Playout UI locks up when using database search

I’ve been experimenting with various combinations of search terms. Searches that require more than a couple of seconds cause the UI to hang. Some searches don’t return control for a minute or more and interacting with the UI causes “not responding” to appear on the title bar. If the search takes longer than 60 seconds, Windows reports that the “application appears to be frozen” and offers to kill it.

If audio is being rendered in a player, it continues to do so while the UI is unresponsive. Once the search concludes, the UI is immediately updated to reflect the current playout state.

On one occasion, I left it for 20 minutes and it hadn’t completed the search.

I’ve tried many combinations of search terms and fields, with and without advanced turned on. Most return results within a handful of seconds. Several take a long time. I’ve found one that never seems to complete.

Our lab setup comprises a single playout station (a mac mini running Bootcamp+Win7) and a PostgreSQL DB server (Ubuntu server 16.04). Client and server both have 1Gbps NICs and are connected via 1Gbps ports on a managed switch. There is negligible network traffic. The server is effectively idle while the search is completing.

I’ve stripped the playout system back to its out-of-the-box state. The config directory contains only database.ini and default.mlb.

The DB has about 85,000 items. I repeated the experiments after vacuuming and subsequently reindexing the database. These maintenance tasks didn’t change the outcome.

This is something of a show-stopper and I welcome any advice.

The problem is that the SQL query takes such a long time, especially with short search terms that return a lot of results. PostgreSQL is not Google…

You can force a minimum number of characters in the search term by adding these two lines to GUI.ini:

[DatabaseSearch]
MinChars=3 

Upcoming version 6.1 will also have the option to limit search results to a particular number set in the config (using an SQL LIMIT clause).

I’m finding in the database window, even clicking on a folder, say 1500 items, it’s slow. Takes 2-4 secs to fill out, even see the progress bar moving across but on v5 it was snappy. The DB access (local) just seems slower.

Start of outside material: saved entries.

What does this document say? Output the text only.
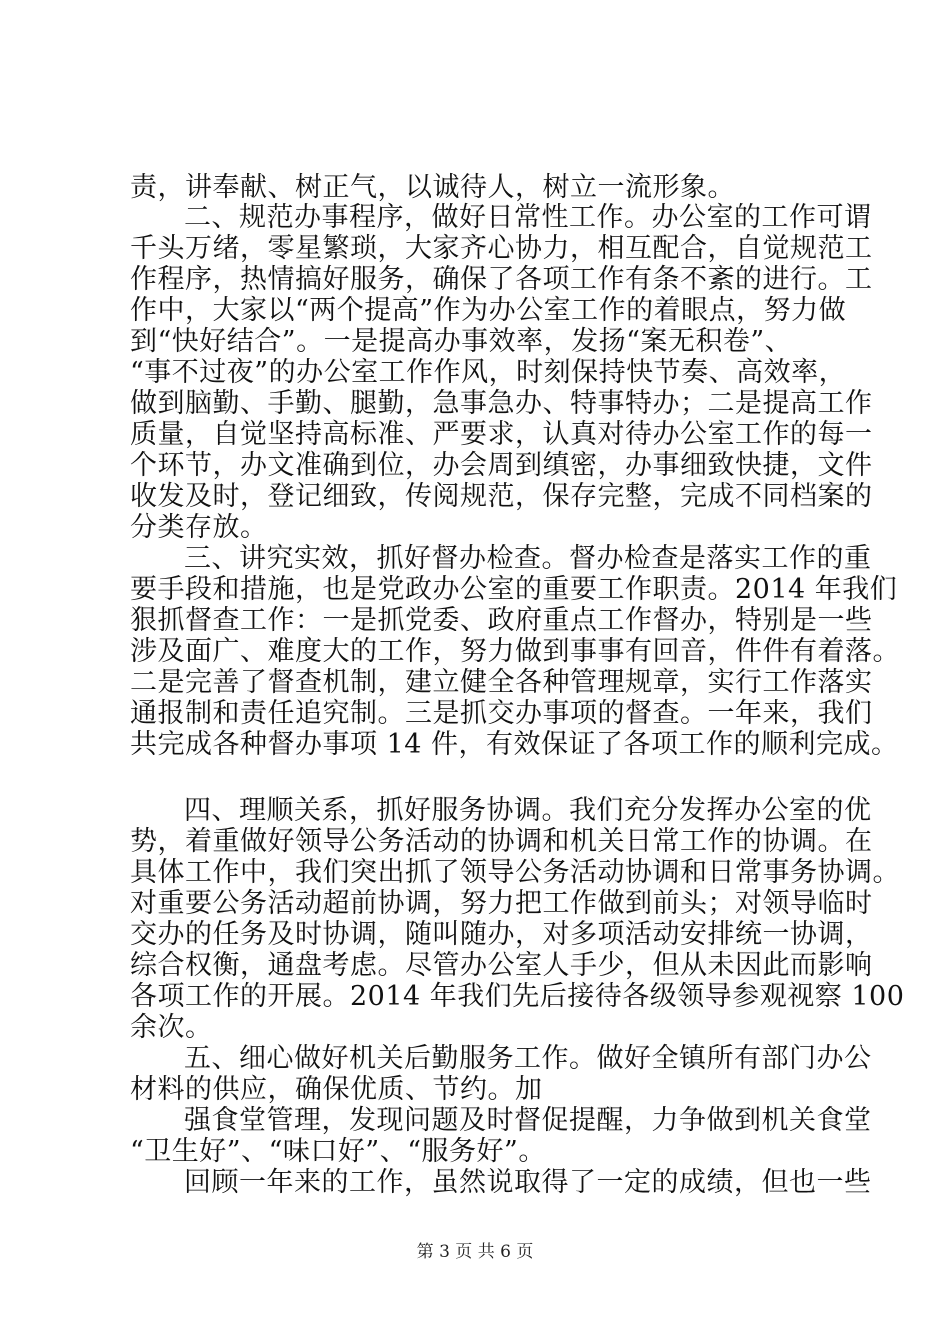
责，讲奉献、树正气，以诚待人，树立一流形象。
二、规范办事程序，做好日常性工作。办公室的工作可谓
千头万绪，零星繁琐，大家齐心协力，相互配合，自觉规范工
作程序，热情搞好服务，确保了各项工作有条不紊的进行。工
作中，大家以“两个提高”作为办公室工作的着眼点，努力做
到“快好结合”。一是提高办事效率，发扬“案无积卷”、
“事不过夜”的办公室工作作风，时刻保持快节奏、高效率，
做到脑勤、手勤、腿勤，急事急办、特事特办；二是提高工作
质量，自觉坚持高标准、严要求，认真对待办公室工作的每一
个环节，办文准确到位，办会周到缜密，办事细致快捷，文件
收发及时，登记细致，传阅规范，保存完整，完成不同档案的
分类存放。
三、讲究实效，抓好督办检查。督办检查是落实工作的重
要手段和措施，也是党政办公室的重要工作职责。2014 年我们
狠抓督查工作：一是抓党委、政府重点工作督办，特别是一些
涉及面广、难度大的工作，努力做到事事有回音，件件有着落。
二是完善了督查机制，建立健全各种管理规章，实行工作落实
通报制和责任追究制。三是抓交办事项的督查。一年来，我们
共完成各种督办事项 14 件，有效保证了各项工作的顺利完成。
四、理顺关系，抓好服务协调。我们充分发挥办公室的优
势，着重做好领导公务活动的协调和机关日常工作的协调。在
具体工作中，我们突出抓了领导公务活动协调和日常事务协调。
对重要公务活动超前协调，努力把工作做到前头；对领导临时
交办的任务及时协调，随叫随办，对多项活动安排统一协调，
综合权衡，通盘考虑。尽管办公室人手少，但从未因此而影响
各项工作的开展。2014 年我们先后接待各级领导参观视察 100
余次。
五、细心做好机关后勤服务工作。做好全镇所有部门办公
材料的供应，确保优质、节约。加
强食堂管理，发现问题及时督促提醒，力争做到机关食堂
“卫生好”、“味口好”、“服务好”。
回顾一年来的工作，虽然说取得了一定的成绩，但也一些
第 3 页 共 6 页
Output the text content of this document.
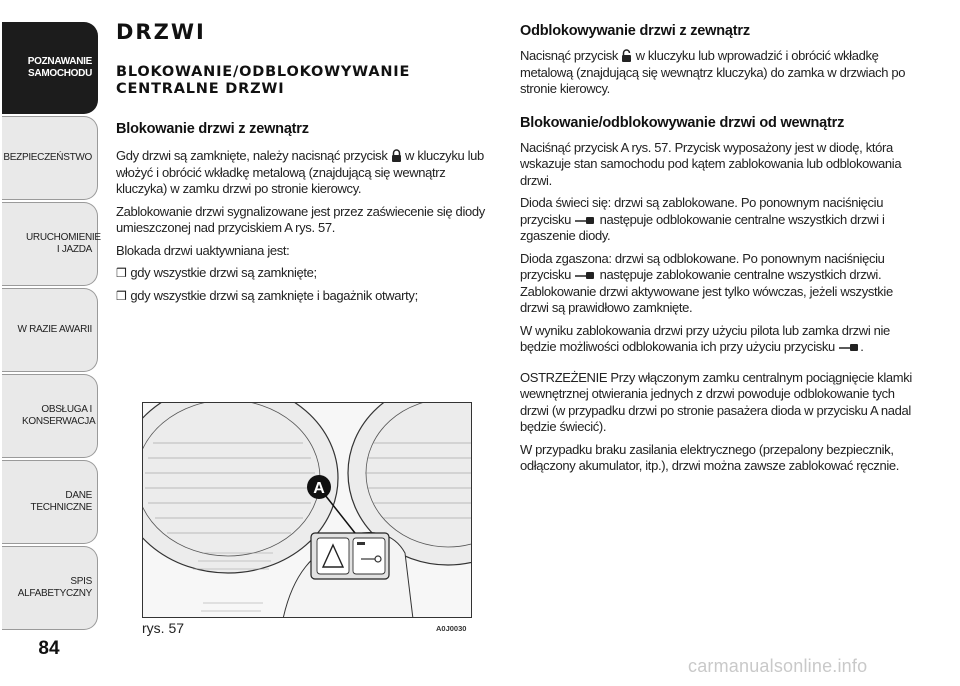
POZNAWANIE SAMOCHODU
BEZPIECZEŃSTWO
URUCHOMIENIE I JAZDA
W RAZIE AWARII
OBSŁUGA I KONSERWACJA
DANE TECHNICZNE
SPIS ALFABETYCZNY
84
DRZWI
BLOKOWANIE/ODBLOKOWYWANIE CENTRALNE DRZWI
Blokowanie drzwi z zewnątrz

Gdy drzwi są zamknięte, należy nacisnąć przycisk w kluczyku lub włożyć i obrócić wkładkę metalową (znajdującą się wewnątrz kluczyka) w zamku drzwi po stronie kierowcy.

Zablokowanie drzwi sygnalizowane jest przez zaświecenie się diody umieszczonej nad przyciskiem A rys. 57.

Blokada drzwi uaktywniana jest:

❒ gdy wszystkie drzwi są zamknięte;
❒ gdy wszystkie drzwi są zamknięte i bagażnik otwarty;
A
rys. 57	A0J0030
Odblokowywanie drzwi z zewnątrz

Nacisnąć przycisk w kluczyku lub wprowadzić i obrócić wkładkę metalową (znajdującą się wewnątrz kluczyka) do zamka w drzwiach po stronie kierowcy.

Blokowanie/odblokowywanie drzwi od wewnątrz

Naciśnąć przycisk A rys. 57. Przycisk wyposażony jest w diodę, która wskazuje stan samochodu pod kątem zablokowania lub odblokowania drzwi.

Dioda świeci się: drzwi są zablokowane. Po ponownym naciśnięciu przycisku następuje odblokowanie centralne wszystkich drzwi i zgaszenie diody.

Dioda zgaszona: drzwi są odblokowane. Po ponownym naciśnięciu przycisku następuje zablokowanie centralne wszystkich drzwi. Zablokowanie drzwi aktywowane jest tylko wówczas, jeżeli wszystkie drzwi są prawidłowo zamknięte.

W wyniku zablokowania drzwi przy użyciu pilota lub zamka drzwi nie będzie możliwości odblokowania ich przy użyciu przycisku .

OSTRZEŻENIE Przy włączonym zamku centralnym pociągnięcie klamki wewnętrznej otwierania jednych z drzwi powoduje odblokowanie tych drzwi (w przypadku drzwi po stronie pasażera dioda w przycisku A nadal będzie świecić).

W przypadku braku zasilania elektrycznego (przepalony bezpiecznik, odłączony akumulator, itp.), drzwi można zawsze zablokować ręcznie.

carmanualsonline.info
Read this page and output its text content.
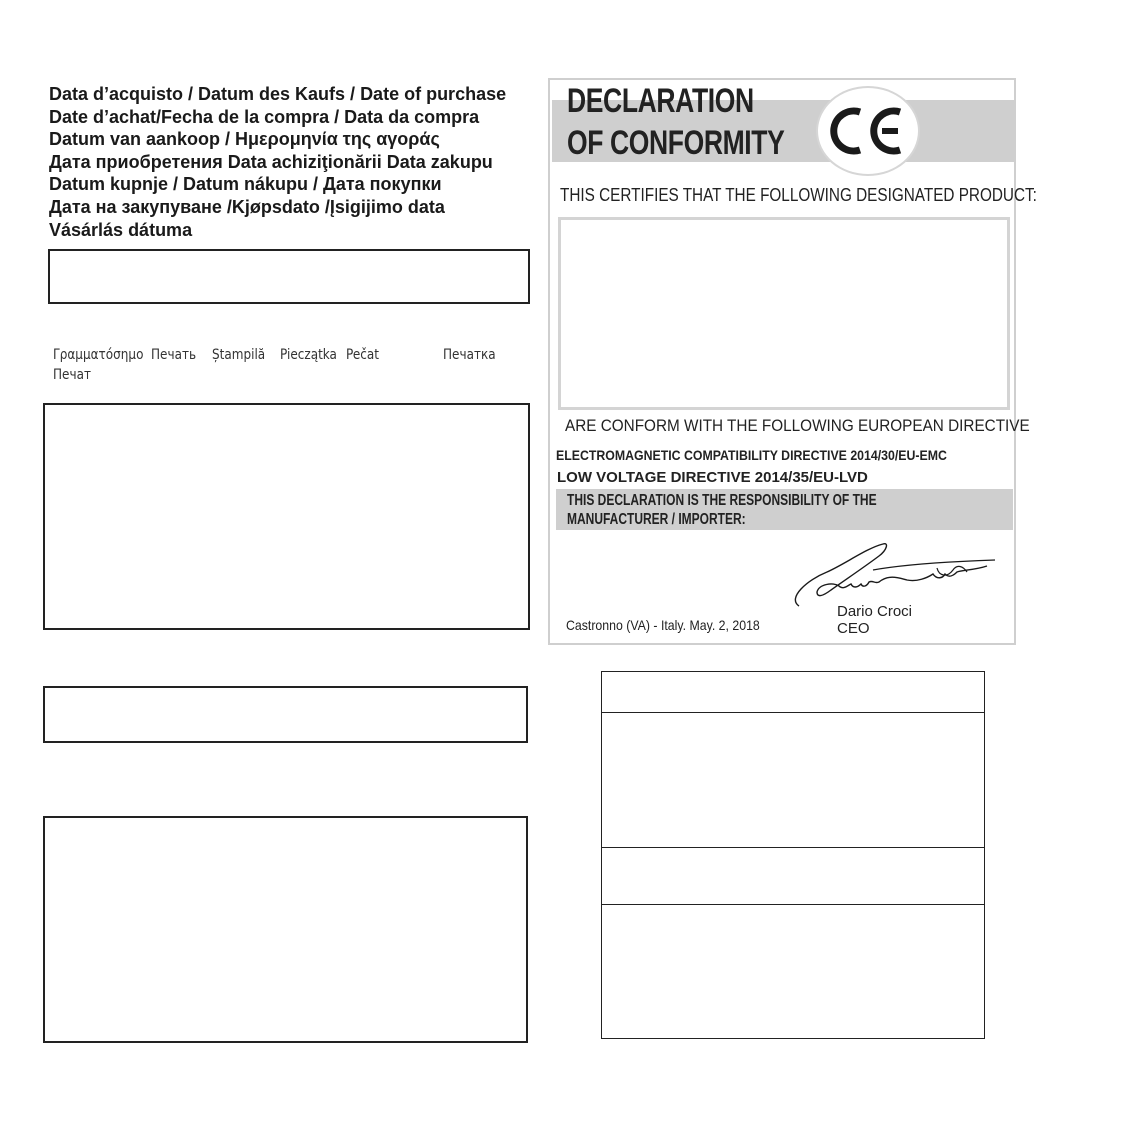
Data d’acquisto / Datum des Kaufs / Date of purchase
Date d’achat/Fecha de la compra / Data da compra
Datum van aankoop / Ημερομηνία της αγοράς
Дата приобретения Data achiziţionării Data zakupu
Datum kupnje / Datum nákupu / Дата покупки
Дата на закупуване /Kjøpsdato /Įsigijimo data
Vásárlás dátuma
Γραμματόσημο Печать Ștampilă Pieczątka Pečat	Печатка
Печат
DECLARATION
OF CONFORMITY
THIS CERTIFIES THAT THE FOLLOWING DESIGNATED PRODUCT:
ARE CONFORM WITH THE FOLLOWING EUROPEAN DIRECTIVE
ELECTROMAGNETIC COMPATIBILITY DIRECTIVE 2014/30/EU-EMC
LOW VOLTAGE DIRECTIVE 2014/35/EU-LVD
THIS DECLARATION IS THE RESPONSIBILITY OF THE
MANUFACTURER / IMPORTER:
Castronno (VA) - Italy. May. 2, 2018
Dario Croci
CEO
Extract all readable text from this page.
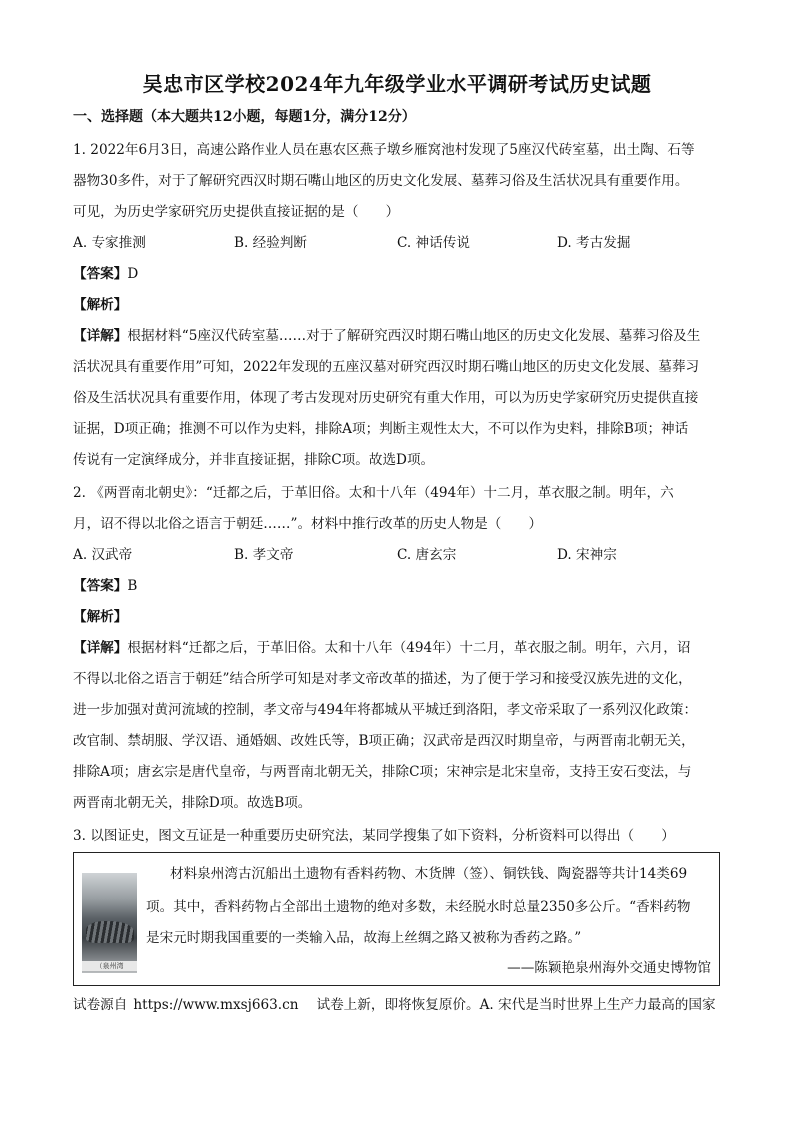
吴忠市区学校2024年九年级学业水平调研考试历史试题
一、选择题（本大题共12小题，每题1分，满分12分）
1. 2022年6月3日，高速公路作业人员在惠农区燕子墩乡雁窝池村发现了5座汉代砖室墓，出土陶、石等
器物30多件，对于了解研究西汉时期石嘴山地区的历史文化发展、墓葬习俗及生活状况具有重要作用。
可见，为历史学家研究历史提供直接证据的是（　　）
A. 专家推测	B. 经验判断	C. 神话传说	D. 考古发掘
【答案】D
【解析】
【详解】根据材料“5座汉代砖室墓……对于了解研究西汉时期石嘴山地区的历史文化发展、墓葬习俗及生
活状况具有重要作用”可知，2022年发现的五座汉墓对研究西汉时期石嘴山地区的历史文化发展、墓葬习
俗及生活状况具有重要作用，体现了考古发现对历史研究有重大作用，可以为历史学家研究历史提供直接
证据，D项正确；推测不可以作为史料，排除A项；判断主观性太大，不可以作为史料，排除B项；神话
传说有一定演绎成分，并非直接证据，排除C项。故选D项。
2. 《两晋南北朝史》：“迁都之后，于革旧俗。太和十八年（494年）十二月，革衣服之制。明年，六
月，诏不得以北俗之语言于朝廷……”。材料中推行改革的历史人物是（　　）
A. 汉武帝	B. 孝文帝	C. 唐玄宗	D. 宋神宗
【答案】B
【解析】
【详解】根据材料“迁都之后，于革旧俗。太和十八年（494年）十二月，革衣服之制。明年，六月，诏
不得以北俗之语言于朝廷”结合所学可知是对孝文帝改革的描述，为了便于学习和接受汉族先进的文化，
进一步加强对黄河流域的控制，孝文帝与494年将都城从平城迁到洛阳，孝文帝采取了一系列汉化政策：
改官制、禁胡服、学汉语、通婚姻、改姓氏等，B项正确；汉武帝是西汉时期皇帝，与两晋南北朝无关，
排除A项；唐玄宗是唐代皇帝，与两晋南北朝无关，排除C项；宋神宗是北宋皇帝，支持王安石变法，与
两晋南北朝无关，排除D项。故选B项。
3. 以图证史，图文互证是一种重要历史研究法，某同学搜集了如下资料，分析资料可以得出（　　）
（泉州湾
材料泉州湾古沉船出土遗物有香料药物、木货牌（签）、铜铁钱、陶瓷器等共计14类69
项。其中，香料药物占全部出土遗物的绝对多数，未经脱水时总量2350多公斤。“香料药物
是宋元时期我国重要的一类输入品，故海上丝绸之路又被称为香药之路。”
——陈颖艳泉州海外交通史博物馆
试卷源自 https://www.mxsj663.cn 试卷上新，即将恢复原价。A. 宋代是当时世界上生产力最高的国家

Torben, there are really two problems.

The main issue is that the UI locks up and can produce a scary-looking dialog box that has an option to kill the application. A lesser but still problematic issue is the long search times.

As you know, I have 200 volunteer broadcasters who we can coach on appropriate use of search. However coaching will not completely mitigate the problem.

Unfortunately (for us), a search that never returns is the single term “australian”. As our broadcasters are required to play at least 35% local content, this term will be used a lot.

Where does that term appear actually? In the Attributes?

Today, the term mostly (95%) appears in the genre attribute. This is a legacy from our old system.

I’m experimenting with a tri-valued (local/australian/overseas) custom attribute that I’m hopeful will allow us to use genre for its intended purpose. The other 5%are using this attribute.

I’ve been playing with SQL queries on the command line. I’ve written a query that simulates the way I’ve configured the search parameters on the mAirList UI context menu. It returns the “australian” result set (~20,000 rows) in less than 5 seconds.

Cameron

Which query did you use for your tests?

The problem is that the data is distributed among multiple tables. For example, attributes and cue markers are in separate tables.

mAirList does not do an SQL join (that would produce an exponential number of rows), but does the join in memory instead, so only a single query per table is used.

The other problem is that we are doing full text search here (LIKE ‘%term%’), and no SQL indices can be used then. Perhaps we should make a switch to turn on/off full text search? This should speed things up. Only values that match the exact term, or at least start with the search term, would be returned that. (LIKE ‘term%’ should be able to leverage indices.)

I just uploaded snapshot 3638 of mAirList 6.0 which adds a new “Full-text search” option to the right-click menu of the search field. Disabling this will only return results where the search text appears at the beginning of the artist/title/etc. field, so much fewer results in general.

Those who use PostgreSQL 9.1 or later can also try to run the following SQL commands on their database:

CREATE EXTENSION pg_trgm;
CREATE INDEX trgm_idx_items_artist ON items USING gin (artist gin_trgm_ops);
CREATE INDEX trgm_idx_items_title ON items USING gin (title gin_trgm_ops);
CREATE INDEX trgm_idx_items_comment ON items USING gin (comment gin_trgm_ops);
CREATE INDEX trgm_idx_items_externalid ON items USING gin (externalid gin_trgm_ops);
CREATE INDEX trgm_idx_item_attributes_value ON item_attributes USING gin (value gin_trgm_ops);

This will build Trigram indexes for the fields used in the search, see here: https://www.postgresql.org/docs/9.6/static/pgtrgm.html

My test database isn’t too huge, but using the PostgreSQL EXPLAIN ANALYZE command, I could see speed improvements up to factor 50. Search string must be at least 3 characters long though.